Jul 11, 2024
Discovering Spiritual Concepts in Nature
What we experience in the world always begins as the outermost surface of things. If it is a flower, we see the light that is rejected by the plant. If it is a green leaf, the plant itself absorbs all the red and rejects the green. We never see the plant itself with our eyes, but an appearance. Similarly, with the human being, we see skin, hair, nails, and teeth–all products that coalesced out of a formerly living process. Anything we can see with our eyes has “died” and become real—its potential has been exhausted and it has become actual. Which also means: what is most dynamically alive is invisible to the eye.
Anything we can sense with our bodies of the outer world is a product that has “fallen” out of the dynamic living world. Sugar, for example, is a bit like salt inasmuch as it belongs to a process that has condensed from subtler forms where it was not yet solidified. The ancient Greek term crystallos means ice. An ancient hypothesis about rock crystals was that they were a kind of water that had become frozen and had remained so that they would no longer thaw at ambient temperatures–considered mythologically, this is not that far from the truth.

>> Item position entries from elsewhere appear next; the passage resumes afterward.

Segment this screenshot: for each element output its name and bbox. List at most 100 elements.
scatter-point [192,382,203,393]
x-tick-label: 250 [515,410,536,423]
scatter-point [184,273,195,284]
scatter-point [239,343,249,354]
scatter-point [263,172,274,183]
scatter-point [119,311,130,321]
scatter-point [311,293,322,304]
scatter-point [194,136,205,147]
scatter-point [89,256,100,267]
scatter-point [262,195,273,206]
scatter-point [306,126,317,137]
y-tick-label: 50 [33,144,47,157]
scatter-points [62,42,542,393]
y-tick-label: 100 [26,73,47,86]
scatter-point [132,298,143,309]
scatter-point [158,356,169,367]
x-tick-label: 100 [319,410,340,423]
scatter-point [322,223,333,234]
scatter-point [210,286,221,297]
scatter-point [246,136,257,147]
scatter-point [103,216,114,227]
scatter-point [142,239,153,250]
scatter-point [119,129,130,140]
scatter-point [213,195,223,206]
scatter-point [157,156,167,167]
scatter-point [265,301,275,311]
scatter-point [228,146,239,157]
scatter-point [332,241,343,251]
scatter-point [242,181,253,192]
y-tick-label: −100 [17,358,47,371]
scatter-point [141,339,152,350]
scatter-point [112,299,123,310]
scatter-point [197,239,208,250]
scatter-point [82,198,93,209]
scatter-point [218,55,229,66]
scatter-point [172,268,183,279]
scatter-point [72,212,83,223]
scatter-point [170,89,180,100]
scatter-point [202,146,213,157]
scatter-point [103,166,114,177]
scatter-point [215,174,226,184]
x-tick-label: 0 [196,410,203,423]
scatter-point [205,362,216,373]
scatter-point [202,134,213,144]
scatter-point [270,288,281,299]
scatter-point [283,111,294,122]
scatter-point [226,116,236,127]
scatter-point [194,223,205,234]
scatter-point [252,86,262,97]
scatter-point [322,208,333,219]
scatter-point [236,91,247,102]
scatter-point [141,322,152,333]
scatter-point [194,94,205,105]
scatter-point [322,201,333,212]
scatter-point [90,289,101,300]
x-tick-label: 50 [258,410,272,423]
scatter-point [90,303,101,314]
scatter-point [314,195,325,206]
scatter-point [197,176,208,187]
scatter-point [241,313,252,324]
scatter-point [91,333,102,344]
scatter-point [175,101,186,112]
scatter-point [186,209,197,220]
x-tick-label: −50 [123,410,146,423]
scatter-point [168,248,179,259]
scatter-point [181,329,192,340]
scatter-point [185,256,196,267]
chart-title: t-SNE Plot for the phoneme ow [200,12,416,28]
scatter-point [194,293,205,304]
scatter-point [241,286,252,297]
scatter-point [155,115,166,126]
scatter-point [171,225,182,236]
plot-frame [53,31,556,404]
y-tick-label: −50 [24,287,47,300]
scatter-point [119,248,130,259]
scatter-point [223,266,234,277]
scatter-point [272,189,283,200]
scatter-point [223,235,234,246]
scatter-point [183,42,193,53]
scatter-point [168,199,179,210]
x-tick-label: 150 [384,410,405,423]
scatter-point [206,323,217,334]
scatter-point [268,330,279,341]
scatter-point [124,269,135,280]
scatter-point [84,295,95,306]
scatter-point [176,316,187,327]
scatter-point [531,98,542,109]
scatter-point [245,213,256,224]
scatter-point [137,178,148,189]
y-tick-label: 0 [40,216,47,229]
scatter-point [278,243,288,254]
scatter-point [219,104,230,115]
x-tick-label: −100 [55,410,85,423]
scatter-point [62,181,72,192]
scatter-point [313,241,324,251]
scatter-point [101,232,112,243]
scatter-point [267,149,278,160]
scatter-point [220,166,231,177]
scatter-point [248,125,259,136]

If we take this idea seriously, it is as if green plants are red behind the green we see and only reflect green. Conversely, limestone appears white because it rejects all light which hints at its inner dark voracious character. It is as if the world we see is a sort of photonegative of the objects “in themselves." Of course, plants do not exist in themselves but rather live as part of an entire web of life. The appearances of plants disclose something of what they seek to absorb and reject: their sympathies and antipathies.